A relevant theory to facilitate learning in complex domains is cognitive apprenticeship (Collins, 1992). Cognitive apprenticeship involves modeling of knowledge and skills to be learned by a highly trained facilitator/instructor, supportive coaching of new learners, and the gradual fading of learning mechanisms as learners progress towards expertise. An instructional design theory which is nicely compatible with such a learning theory is Reigeluth's elaboration theory (Reigeluth, 1983). According to elaboration theory, instruction will be more effective if it makes use of epitomes (simplifying examples, which could be system dynamics models in complex domains). These epitomes should include motivational elements (e.g., provide the knowledge to solve a challenging problem), use of analogy (e.g., linking a causal loop diagram or stock and flow diagram to a frequently encountered situation), and the incorporation of frequent summaries and syntheses in the curriculum. Much of that which contributes to learning exists an interactive simulation in the form of interactions with peers, facilitators, competing groups, and teachers. Especially neglected in the design of complex computer-based learning environments are those human-human interactions, and they are critical to optimal learning outcomes.

We are address these issues in the following ways. First, we use simple computer-based tutors not based in system dynamics for preliminary and refresher instruction (e.g., facts, concepts, relevant schema, etc.). Doing this eliminates the cognitive complexity associated with a system dynamics based simulator and complies with sound instructional principles (i.e., use advance organizers to look ahead to more complex topics, use graduated complexity for teaching complex material, avoid overloading the working memory of learners, etc.). Second, we are using learning effectiveness measures well established in the field of cognitive science. Specifically, we use concept mapping and mental modeling techniques to establish reasonably robust models of expert thinking in a complex domain. Then we use the same techniques as pre- and post-test measures to determine effectiveness of the simulator. We proceed on the assumption that learning is best thought of as the acquisition of expertise.

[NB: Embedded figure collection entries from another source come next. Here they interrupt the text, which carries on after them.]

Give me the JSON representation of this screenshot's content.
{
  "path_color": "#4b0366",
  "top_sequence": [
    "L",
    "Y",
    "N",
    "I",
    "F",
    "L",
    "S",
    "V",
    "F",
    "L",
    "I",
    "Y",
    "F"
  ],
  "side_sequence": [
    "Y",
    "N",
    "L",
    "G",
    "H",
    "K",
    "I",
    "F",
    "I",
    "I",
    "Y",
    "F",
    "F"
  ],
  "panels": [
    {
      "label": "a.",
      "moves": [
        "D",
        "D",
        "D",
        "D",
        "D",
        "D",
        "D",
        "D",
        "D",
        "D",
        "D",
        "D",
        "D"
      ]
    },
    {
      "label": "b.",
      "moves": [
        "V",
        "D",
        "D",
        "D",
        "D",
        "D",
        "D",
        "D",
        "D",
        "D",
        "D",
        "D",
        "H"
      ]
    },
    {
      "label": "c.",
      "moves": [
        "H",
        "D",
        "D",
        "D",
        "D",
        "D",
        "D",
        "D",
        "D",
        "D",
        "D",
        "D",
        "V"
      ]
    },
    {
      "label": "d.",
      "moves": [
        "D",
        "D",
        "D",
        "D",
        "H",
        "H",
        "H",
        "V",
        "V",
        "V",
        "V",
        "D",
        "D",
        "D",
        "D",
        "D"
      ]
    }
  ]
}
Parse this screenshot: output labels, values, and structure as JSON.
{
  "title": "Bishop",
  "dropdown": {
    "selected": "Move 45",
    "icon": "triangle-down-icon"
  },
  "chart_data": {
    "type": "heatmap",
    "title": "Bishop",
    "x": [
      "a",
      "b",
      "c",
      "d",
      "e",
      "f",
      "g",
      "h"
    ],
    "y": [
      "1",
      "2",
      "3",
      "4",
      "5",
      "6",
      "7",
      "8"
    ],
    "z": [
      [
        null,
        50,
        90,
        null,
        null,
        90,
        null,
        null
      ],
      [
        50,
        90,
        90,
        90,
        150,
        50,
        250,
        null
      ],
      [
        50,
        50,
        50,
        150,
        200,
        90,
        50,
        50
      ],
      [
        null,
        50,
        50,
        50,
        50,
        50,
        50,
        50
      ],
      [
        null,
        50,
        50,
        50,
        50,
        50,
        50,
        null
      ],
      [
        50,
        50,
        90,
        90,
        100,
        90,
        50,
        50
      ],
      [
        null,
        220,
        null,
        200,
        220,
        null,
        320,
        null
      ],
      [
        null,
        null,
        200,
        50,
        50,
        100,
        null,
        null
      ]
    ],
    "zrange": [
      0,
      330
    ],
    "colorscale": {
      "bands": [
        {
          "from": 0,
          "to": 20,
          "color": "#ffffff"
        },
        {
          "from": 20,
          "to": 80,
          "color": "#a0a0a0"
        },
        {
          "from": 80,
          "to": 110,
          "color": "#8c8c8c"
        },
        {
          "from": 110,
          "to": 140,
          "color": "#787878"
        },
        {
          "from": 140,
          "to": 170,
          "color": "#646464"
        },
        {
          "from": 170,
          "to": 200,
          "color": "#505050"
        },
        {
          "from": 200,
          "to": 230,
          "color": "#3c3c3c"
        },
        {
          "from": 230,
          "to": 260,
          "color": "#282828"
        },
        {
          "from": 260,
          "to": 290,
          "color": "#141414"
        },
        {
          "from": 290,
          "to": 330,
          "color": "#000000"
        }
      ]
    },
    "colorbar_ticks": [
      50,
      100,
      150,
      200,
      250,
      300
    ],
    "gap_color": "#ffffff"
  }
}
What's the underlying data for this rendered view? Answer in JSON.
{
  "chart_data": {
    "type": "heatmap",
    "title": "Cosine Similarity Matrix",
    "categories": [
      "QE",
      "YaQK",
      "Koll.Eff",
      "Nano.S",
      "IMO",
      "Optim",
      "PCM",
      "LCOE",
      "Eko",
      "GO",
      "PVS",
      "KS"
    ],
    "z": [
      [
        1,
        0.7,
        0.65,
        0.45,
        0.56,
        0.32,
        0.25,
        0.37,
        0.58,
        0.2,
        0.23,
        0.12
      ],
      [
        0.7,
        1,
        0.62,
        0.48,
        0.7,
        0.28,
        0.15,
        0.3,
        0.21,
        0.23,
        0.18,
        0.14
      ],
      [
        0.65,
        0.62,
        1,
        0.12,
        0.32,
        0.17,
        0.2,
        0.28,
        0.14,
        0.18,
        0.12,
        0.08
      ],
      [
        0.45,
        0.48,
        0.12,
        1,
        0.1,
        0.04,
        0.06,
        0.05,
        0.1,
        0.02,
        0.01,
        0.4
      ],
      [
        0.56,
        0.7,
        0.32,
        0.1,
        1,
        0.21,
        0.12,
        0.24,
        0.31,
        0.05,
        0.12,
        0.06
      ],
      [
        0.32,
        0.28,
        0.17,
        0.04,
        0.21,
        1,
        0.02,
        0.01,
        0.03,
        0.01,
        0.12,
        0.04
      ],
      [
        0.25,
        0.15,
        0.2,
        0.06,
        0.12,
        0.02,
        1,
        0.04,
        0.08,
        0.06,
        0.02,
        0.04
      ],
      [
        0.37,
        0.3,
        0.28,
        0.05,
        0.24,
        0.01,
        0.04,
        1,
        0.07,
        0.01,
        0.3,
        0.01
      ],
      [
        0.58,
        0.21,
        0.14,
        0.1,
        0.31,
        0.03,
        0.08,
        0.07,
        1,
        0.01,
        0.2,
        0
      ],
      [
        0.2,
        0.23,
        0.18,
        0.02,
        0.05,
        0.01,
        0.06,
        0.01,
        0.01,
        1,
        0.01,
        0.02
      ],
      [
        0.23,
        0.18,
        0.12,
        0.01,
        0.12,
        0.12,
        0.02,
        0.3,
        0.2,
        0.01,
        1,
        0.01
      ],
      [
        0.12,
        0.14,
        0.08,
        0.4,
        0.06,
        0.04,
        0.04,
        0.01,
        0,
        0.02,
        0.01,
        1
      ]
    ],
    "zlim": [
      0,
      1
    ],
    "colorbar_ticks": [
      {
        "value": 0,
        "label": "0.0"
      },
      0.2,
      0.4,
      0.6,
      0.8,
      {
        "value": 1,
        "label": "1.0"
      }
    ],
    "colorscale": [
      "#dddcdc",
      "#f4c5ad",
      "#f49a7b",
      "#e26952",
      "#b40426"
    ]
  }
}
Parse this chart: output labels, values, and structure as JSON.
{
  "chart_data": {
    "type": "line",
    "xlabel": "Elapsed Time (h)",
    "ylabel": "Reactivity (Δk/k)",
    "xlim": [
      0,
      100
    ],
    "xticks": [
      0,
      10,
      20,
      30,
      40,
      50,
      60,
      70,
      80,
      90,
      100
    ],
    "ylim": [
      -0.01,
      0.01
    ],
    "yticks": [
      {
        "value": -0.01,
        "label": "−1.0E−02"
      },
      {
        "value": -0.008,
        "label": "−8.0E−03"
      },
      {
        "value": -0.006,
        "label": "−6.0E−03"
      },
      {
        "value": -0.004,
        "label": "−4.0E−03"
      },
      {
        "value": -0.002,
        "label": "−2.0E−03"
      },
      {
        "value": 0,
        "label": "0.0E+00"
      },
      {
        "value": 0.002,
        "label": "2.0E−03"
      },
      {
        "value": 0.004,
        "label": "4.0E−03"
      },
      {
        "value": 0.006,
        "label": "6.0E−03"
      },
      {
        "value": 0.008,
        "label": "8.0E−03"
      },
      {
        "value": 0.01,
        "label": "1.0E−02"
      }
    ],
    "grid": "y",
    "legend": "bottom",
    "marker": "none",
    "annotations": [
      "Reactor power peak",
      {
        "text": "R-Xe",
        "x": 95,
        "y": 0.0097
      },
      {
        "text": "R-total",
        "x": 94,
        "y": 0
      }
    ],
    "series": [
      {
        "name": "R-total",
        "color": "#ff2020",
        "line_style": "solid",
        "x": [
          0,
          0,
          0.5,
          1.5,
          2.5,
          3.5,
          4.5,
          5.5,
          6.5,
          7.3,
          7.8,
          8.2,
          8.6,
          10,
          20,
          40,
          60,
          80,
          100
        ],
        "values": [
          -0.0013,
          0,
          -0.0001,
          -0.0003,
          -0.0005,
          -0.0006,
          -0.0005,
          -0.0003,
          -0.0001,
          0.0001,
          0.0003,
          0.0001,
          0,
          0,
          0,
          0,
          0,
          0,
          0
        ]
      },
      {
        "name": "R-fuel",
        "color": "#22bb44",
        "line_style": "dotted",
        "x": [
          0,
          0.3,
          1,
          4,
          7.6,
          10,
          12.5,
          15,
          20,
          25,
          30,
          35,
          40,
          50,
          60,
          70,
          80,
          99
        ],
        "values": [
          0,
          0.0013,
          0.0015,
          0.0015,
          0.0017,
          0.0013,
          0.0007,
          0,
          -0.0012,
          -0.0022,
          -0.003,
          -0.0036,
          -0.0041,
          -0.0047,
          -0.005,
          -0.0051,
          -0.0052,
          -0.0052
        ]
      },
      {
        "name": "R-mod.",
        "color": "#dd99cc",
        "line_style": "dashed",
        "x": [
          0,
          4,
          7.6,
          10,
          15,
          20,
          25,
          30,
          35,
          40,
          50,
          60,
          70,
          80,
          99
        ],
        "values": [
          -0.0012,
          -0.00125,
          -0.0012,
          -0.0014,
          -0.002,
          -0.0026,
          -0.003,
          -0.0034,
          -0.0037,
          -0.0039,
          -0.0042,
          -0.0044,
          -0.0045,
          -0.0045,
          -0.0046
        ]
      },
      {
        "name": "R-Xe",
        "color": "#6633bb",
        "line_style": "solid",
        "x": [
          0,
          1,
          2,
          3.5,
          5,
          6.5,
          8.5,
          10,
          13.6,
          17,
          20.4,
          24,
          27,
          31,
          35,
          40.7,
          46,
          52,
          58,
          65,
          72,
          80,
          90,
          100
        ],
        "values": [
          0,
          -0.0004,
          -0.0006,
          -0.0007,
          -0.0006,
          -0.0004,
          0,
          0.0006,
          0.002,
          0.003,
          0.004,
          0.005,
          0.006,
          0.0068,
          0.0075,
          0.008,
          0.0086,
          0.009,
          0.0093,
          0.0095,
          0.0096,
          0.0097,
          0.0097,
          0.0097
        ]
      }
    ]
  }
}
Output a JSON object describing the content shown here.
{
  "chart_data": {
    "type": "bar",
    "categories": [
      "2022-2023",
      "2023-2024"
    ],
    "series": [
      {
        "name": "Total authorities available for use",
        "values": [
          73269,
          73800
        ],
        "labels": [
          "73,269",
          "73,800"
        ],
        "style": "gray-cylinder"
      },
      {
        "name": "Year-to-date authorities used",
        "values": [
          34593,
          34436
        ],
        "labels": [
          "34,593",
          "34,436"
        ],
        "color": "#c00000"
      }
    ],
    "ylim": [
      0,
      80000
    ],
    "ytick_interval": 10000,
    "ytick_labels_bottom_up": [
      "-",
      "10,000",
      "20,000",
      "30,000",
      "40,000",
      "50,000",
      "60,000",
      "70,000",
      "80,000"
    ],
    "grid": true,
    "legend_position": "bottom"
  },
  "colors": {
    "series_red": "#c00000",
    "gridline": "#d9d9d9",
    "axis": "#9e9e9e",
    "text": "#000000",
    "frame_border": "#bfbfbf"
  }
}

We prefer to have learners work in small groups since we recognize the efficacy of collaborative learning in complex domains. When learners are introduced to our management flight simulator, there are first presented a very simple browsing interface to a schema of the underlying model. This is used to familiarize learners with key model components. Next, learners are offered the opportunity to manipulate a single variable and observe effects. Then, learners are offered a simply problem which requires a decision involving several variables. A synthesis of how the decision is linked to the observed behavior is then provided. We conclude with an exercise which demands the development of a decision policy complete with a rationale and justification which makes use the simulator experience. This exercise is presented, discussed, and critiqued with peers in a collaborative setting.

It should be obvious that we take seriously the notion of carefully structuring the learning experience, designing according to the principle of graduated complexity, and properly preparing learners for more complex learning situations. We also consider it vital to train the facilitators using the same learning theory and instructional design principles. Someone with domain knowledge is not necessarily an effective facilitator.


It is too early to assess the overall effectiveness of our particular management flight simulator for instructional project management. We believe that early identification and elaboration of a learning theory which then informs a disciplined approach to the design of instruction are vital to the success of complex learning environments.